While these so-called “neutrality” agreements take various forms, the essence of the agreement is that they give unions an uncontested playing field to convince employees to sign up for unionization.  Frequently, in addition to an employer’s agreement not to express any opposition to unionization, the agreements provide the union with lists of names and addresses of the employees and union access to the employer’s facilities. Without an employer to present an opposing view point or correct any misstatements by the union, unions have an easy time to reach majority status.  One recent law review article found that the union win rate in situations where they have extracted a neutrality agreement is almost 70 percent greater than if they have to go through a secret ballot election.  Eigen and Sherwyn, A Moral/Contractual Approach to Labor Law Reform, 63 Hastings Law Review 695, 722-23 (2011-2012).
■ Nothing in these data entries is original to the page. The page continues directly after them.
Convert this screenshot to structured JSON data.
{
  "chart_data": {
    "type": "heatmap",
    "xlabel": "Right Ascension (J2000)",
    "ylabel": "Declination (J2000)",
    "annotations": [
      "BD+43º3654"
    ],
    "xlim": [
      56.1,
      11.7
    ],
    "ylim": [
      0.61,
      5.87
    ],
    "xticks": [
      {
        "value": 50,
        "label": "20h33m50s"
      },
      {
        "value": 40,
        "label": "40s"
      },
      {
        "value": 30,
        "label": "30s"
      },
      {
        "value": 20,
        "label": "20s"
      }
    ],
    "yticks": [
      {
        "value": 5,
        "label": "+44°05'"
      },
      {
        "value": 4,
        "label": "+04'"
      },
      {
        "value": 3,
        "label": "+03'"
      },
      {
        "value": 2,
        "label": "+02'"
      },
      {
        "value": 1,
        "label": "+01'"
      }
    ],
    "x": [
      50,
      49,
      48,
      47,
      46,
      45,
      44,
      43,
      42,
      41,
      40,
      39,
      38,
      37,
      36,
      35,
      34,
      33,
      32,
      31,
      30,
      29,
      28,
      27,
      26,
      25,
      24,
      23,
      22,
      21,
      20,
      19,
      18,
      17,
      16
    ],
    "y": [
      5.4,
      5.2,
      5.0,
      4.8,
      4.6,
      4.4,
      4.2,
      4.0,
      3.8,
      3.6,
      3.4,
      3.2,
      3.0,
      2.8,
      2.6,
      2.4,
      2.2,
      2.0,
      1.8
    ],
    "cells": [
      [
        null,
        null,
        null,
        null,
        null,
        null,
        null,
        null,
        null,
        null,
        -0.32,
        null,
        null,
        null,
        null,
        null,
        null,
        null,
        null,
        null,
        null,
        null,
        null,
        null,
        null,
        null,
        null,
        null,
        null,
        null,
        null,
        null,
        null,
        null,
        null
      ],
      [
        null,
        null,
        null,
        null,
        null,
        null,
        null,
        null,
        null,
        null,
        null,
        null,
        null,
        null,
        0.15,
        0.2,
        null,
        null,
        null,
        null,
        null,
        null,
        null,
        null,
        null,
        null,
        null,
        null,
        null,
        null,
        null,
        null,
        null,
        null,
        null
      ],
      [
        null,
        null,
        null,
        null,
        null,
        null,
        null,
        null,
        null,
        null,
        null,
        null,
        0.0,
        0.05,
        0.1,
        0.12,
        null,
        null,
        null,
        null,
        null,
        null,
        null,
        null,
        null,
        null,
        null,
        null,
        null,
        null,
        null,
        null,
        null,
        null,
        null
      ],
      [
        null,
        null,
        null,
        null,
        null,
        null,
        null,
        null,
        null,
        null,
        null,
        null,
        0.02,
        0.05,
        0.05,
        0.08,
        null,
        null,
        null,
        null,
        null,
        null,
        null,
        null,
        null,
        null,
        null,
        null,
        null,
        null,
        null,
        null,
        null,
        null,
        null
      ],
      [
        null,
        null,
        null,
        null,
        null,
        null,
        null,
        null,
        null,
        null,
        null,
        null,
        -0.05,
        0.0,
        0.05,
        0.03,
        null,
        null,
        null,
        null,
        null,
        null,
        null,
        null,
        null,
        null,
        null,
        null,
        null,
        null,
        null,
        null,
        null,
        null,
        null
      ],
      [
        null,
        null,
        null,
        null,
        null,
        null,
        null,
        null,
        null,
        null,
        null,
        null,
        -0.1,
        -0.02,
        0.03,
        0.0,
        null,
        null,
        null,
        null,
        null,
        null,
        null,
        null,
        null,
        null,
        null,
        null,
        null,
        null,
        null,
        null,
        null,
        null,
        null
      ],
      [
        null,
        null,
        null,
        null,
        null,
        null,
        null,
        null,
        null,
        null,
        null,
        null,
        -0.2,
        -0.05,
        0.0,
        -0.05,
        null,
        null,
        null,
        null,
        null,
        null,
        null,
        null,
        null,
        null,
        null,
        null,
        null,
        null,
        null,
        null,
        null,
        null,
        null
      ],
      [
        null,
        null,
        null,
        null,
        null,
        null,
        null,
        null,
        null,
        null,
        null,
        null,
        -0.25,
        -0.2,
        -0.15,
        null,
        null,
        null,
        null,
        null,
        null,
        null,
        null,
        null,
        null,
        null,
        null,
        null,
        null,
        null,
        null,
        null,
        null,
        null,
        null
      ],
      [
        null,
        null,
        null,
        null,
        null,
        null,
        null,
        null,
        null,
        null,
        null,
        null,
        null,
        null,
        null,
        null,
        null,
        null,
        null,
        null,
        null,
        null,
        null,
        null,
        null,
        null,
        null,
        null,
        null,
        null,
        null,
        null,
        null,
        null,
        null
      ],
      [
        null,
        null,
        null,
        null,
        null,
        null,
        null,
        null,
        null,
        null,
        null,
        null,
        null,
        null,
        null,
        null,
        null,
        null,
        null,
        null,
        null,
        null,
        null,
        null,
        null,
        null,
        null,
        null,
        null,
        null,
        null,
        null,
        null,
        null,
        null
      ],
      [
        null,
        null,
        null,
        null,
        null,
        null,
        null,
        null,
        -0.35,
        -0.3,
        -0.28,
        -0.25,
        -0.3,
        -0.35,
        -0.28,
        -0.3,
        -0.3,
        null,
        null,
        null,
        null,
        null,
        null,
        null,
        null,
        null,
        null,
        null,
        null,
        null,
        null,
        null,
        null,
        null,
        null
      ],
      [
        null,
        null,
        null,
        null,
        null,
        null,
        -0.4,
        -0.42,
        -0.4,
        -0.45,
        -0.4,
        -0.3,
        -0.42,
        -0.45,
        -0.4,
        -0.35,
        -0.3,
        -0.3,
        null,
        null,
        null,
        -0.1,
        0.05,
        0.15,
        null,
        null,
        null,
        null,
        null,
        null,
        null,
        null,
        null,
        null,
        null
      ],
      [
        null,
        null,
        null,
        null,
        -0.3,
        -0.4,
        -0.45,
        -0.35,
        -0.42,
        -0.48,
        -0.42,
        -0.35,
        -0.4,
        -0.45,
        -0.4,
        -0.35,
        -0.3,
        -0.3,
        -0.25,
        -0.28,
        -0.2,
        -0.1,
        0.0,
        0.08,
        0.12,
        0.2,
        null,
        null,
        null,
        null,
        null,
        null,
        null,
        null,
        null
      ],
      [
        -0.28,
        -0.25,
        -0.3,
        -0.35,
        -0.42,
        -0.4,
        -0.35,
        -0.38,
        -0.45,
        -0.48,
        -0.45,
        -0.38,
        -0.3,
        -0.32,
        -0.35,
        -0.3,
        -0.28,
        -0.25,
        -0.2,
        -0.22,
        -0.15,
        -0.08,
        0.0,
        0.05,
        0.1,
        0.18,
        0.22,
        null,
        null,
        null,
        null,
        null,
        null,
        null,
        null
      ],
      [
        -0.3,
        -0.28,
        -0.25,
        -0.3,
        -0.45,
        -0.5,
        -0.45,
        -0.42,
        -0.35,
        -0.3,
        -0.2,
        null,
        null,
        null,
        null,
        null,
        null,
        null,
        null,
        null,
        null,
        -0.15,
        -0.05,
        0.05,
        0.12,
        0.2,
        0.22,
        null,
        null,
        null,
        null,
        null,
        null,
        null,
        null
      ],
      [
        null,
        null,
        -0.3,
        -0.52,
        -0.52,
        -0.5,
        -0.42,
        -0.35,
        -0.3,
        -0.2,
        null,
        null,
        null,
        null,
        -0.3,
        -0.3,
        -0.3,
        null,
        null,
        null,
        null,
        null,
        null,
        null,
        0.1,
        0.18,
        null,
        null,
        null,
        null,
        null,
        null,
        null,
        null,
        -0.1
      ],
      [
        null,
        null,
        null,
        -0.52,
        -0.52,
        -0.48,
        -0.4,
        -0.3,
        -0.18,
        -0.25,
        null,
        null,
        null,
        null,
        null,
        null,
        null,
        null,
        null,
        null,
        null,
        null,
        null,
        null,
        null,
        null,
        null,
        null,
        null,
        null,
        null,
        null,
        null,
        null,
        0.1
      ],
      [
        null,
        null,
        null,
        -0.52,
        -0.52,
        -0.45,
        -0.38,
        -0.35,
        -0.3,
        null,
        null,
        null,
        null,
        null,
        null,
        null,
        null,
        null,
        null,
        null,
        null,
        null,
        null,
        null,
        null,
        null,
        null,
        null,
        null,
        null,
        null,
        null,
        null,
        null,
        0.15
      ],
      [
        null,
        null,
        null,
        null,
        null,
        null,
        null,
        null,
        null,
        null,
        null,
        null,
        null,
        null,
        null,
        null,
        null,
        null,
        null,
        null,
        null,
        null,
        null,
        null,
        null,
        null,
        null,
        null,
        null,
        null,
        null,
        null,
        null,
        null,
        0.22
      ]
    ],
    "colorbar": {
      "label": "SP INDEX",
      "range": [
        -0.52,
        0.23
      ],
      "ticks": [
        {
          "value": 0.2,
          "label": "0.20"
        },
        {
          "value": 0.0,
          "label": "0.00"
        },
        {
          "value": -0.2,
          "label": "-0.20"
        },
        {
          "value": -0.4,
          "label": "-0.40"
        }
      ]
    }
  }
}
The economic costs to the union are also far less in such situations as they do not have to conduct as extensive a campaign when there is no one on the other side to hold them to account.

Mulhall deals with whether these neutrality agreements violate the anti-corruption provisions contained in Section 302 of the Labor Management Relations Act, 29 U.S.C. § 186. Those provisions restrict financial transactions between an employer and a union or union leaders. The restrictions are so broad, they prohibit a union from demanding or accepting any “thing of value” from an employer subject to certain strictly construed exceptions not implicated by neutrality agreements. In the decision below, the 11th Circuit held that such agreement could violate Section 302.

If the Supreme Court agrees, Mulhall could invalidate perhaps the most important tool the union movement has created to combat private sector employee disinterest. That makes Mulhall a key case to watch.